DETROIT (Reuters) - Fiat Chrysler Automobiles NV (FCHA.MI) (FCAU.N) is reviewing its investment plan for Italy after the country approved taxes on the purchase of larger gasoline and diesel cars, Chief Executive Officer Mike Manley said on Monday.
The carmaker said in late November it would spend more than 5 billion euros ($5.7 billion) on new models and engines in Italy over the next three years to try to make better use of factories and boost jobs and margins.
In December, however, Italy approved measures to offer subsidies of up to 6,000 euros to buyers of new low-emission vehicles while introducing taxes on the larger gasoline and diesel cars.
“It certainly means it needs to be reviewed again. It’s being reviewed at this moment,” Manley told journalists on the sidelines of the Detroit auto show. “Until that review is finished I can’t comment any further.”
FCA’s Italian plans were intended to deliver on a strategy outlined by late boss Sergio Marchionne in June, when he committed to keep converting Italian plants to churn out higher-margin Alfa Romeos, Jeeps and Maseratis, as well as hybrid and electric vehicles, to protect jobs and lift profit.
Manley said tariffs imposed by U.S. President Donald Trump’s administration on steel and aluminum imports would add between $300 million and $350 million in extra costs for FCA in 2019.
He said the partial U.S. government shutdown over spending for a wall sought by Republican Trump on the U.S.-Mexican border has delayed final certification of one of FCA’s heavy-duty pickup trucks.
Pickup trucks are the one of most profitable segments in the auto industry and are a major profit driver for FCA as it battles for market share against General Motors Co (GM.N) and Ford Motor Co (F.N).
“So I am concerned, clearly. Very concerned,” Manley said.
“If it (the shutdown) continues it will have an impact on the launch of heavy duty.”
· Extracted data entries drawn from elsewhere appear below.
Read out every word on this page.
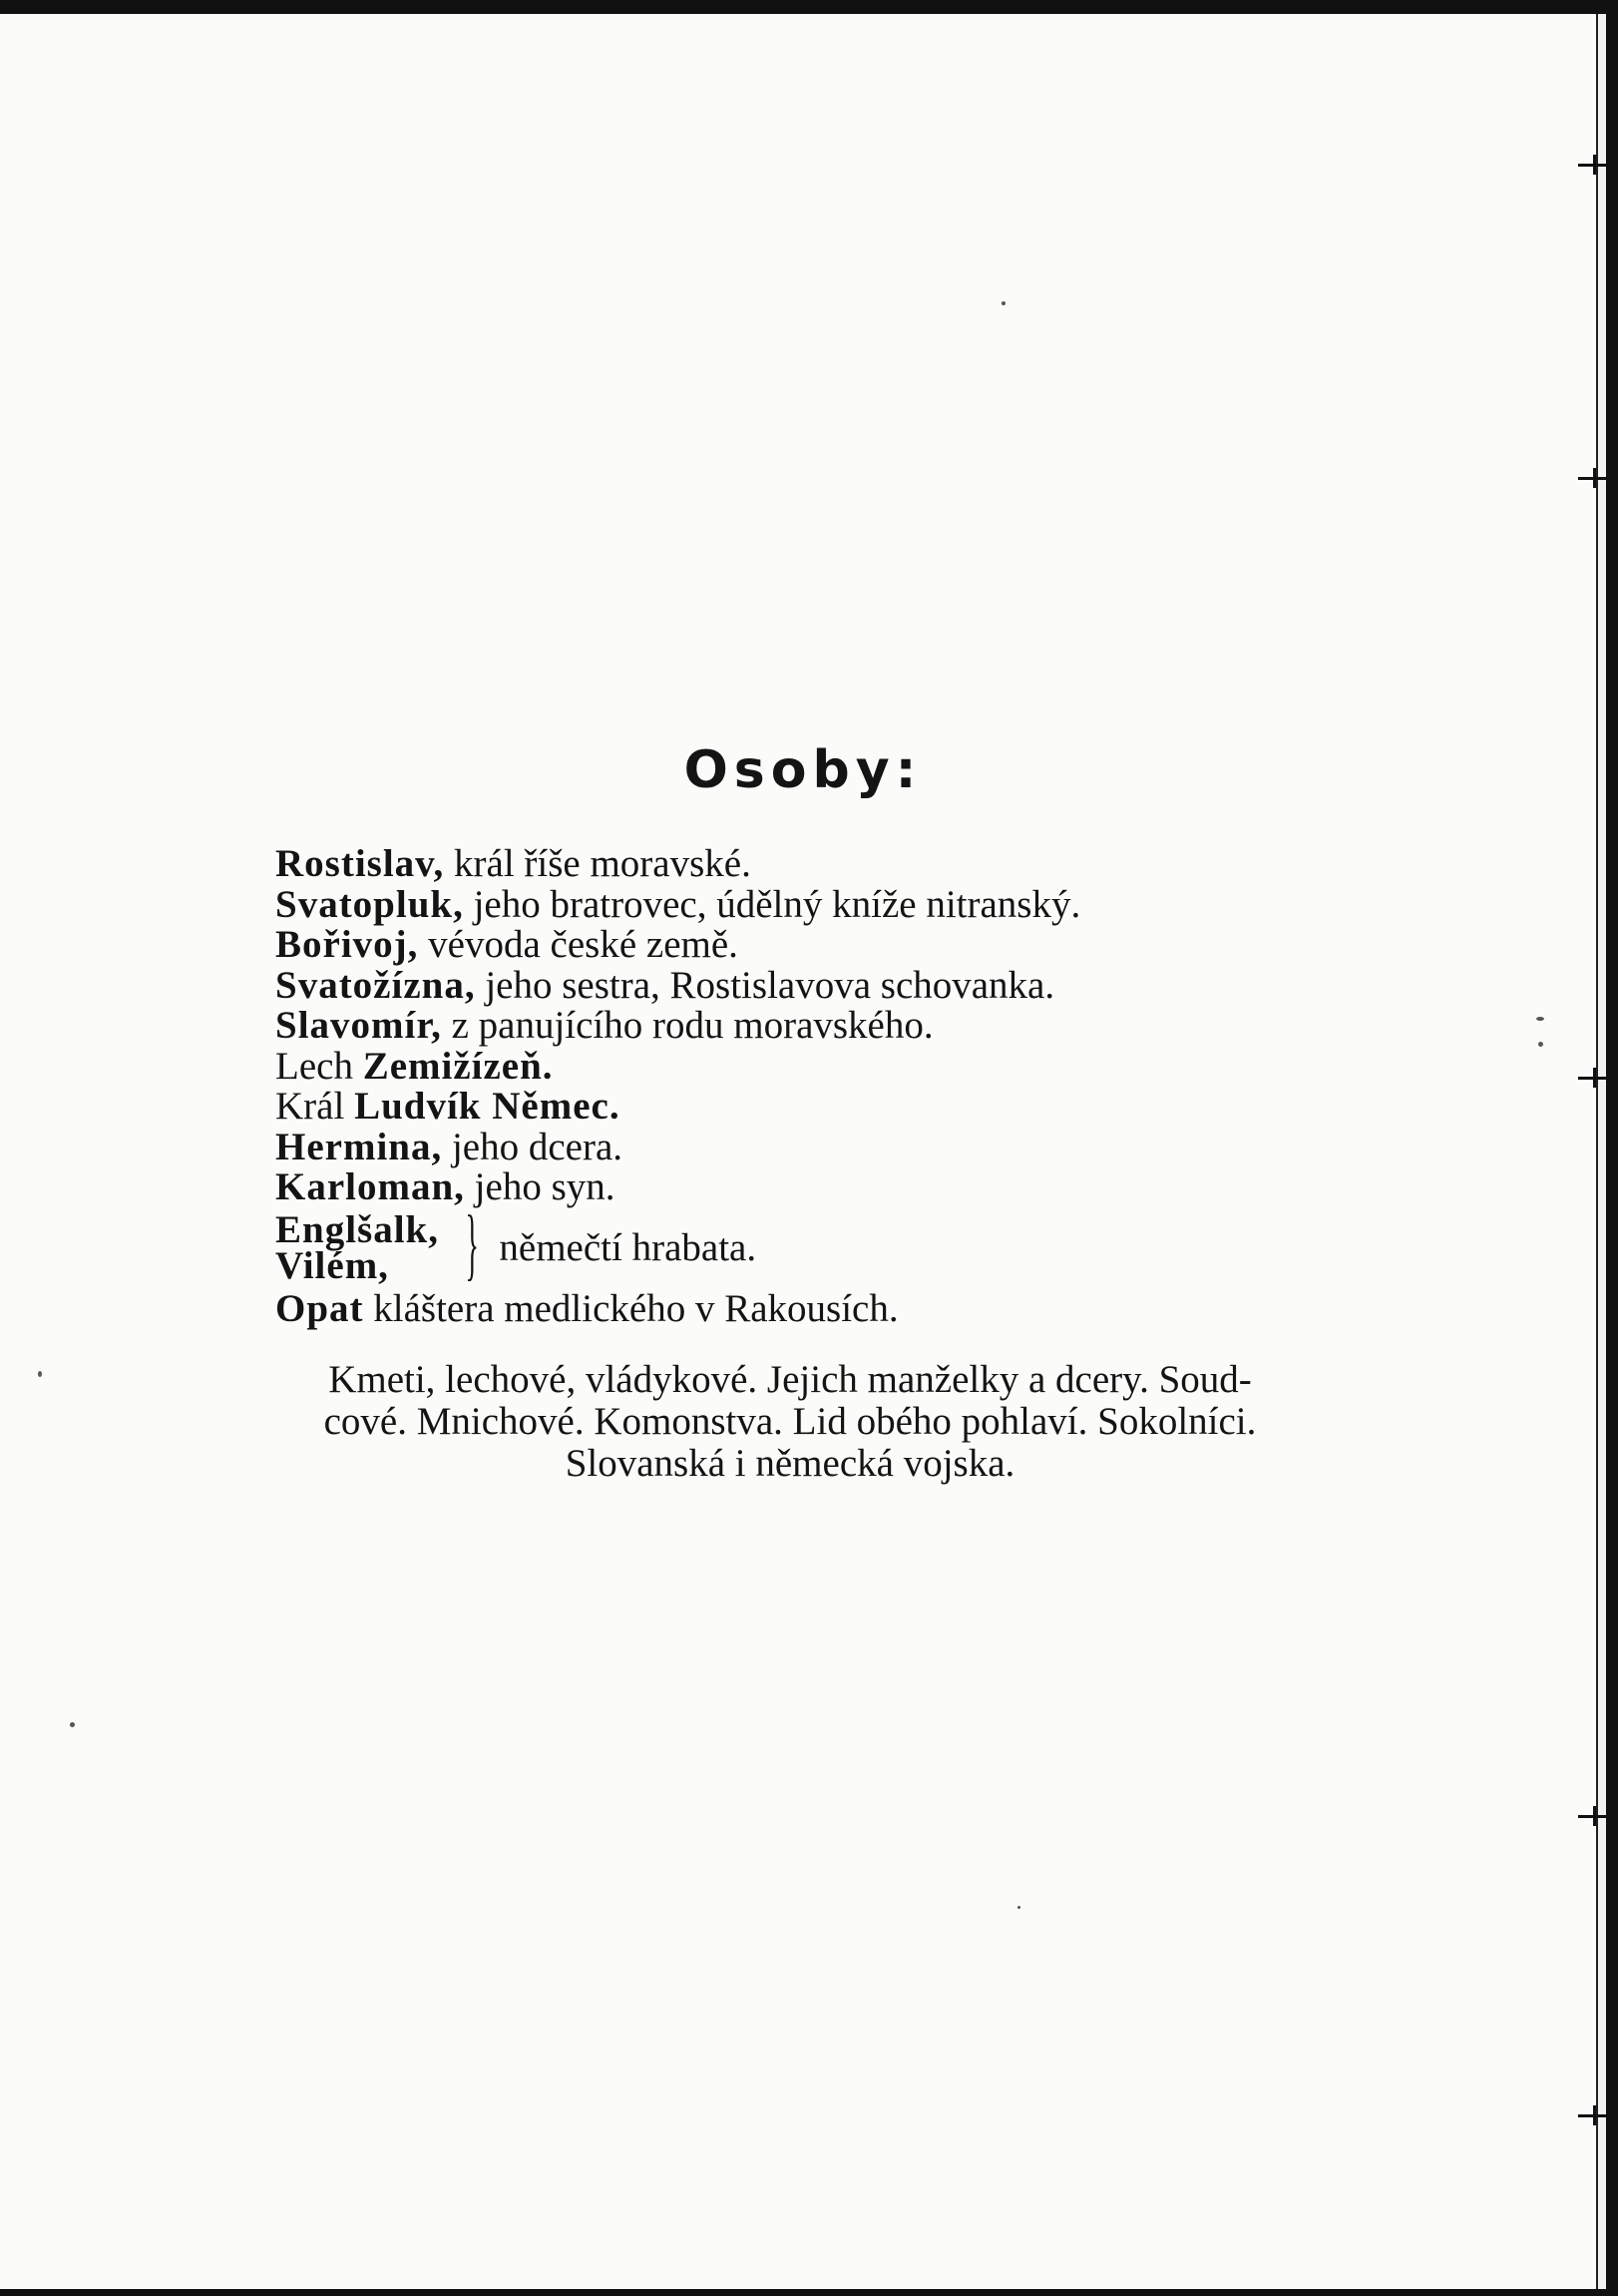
Osoby:
Rostislav, král říše moravské.
Svatopluk, jeho bratrovec, údělný kníže nitranský.
Bořivoj, vévoda české země.
Svatožízna, jeho sestra, Rostislavova schovanka.
Slavomír, z panujícího rodu moravského.
Lech Zemižízeň.
Král Ludvík Němec.
Hermina, jeho dcera.
Karloman, jeho syn.
Englšalk,
Vilém, } němečtí hrabata.
Opat kláštera medlického v Rakousích.

Kmeti, lechové, vládykové. Jejich manželky a dcery. Soud-
cové. Mnichové. Komonstva. Lid obého pohlaví. Sokolníci.
Slovanská i německá vojska.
“The earlier it can be resolved, clearly the better,” he added.
Manley, who took the helm at the world’s seventh-largest carmaker last year after Marchionne’s sudden death, also said that FCA’s robotics business, Comau, and castings unit, Teksid, were not for sale at the moment.
“I’m focused on building value in those businesses. If I’m able to do that, that’s going to give me options in the future,” he said.
FCA last year agreed to sell its biggest parts maker, Magneti Marelli, to Japan’s Calsonic Kansei - owned by U.S. private equity firm KKR (KKR.N) - for 6.2 billion euros.
That sparked renewed speculation that the smaller Comau and Teksid businesses could also go, especially after attracting interest from potential buyers in the past.
“One thing I learned in 2018: you should never say never,” Manley said. “Those businesses have value, there have been people that have talked to us about those businesses and I’ve been interested to hear what they have to say.”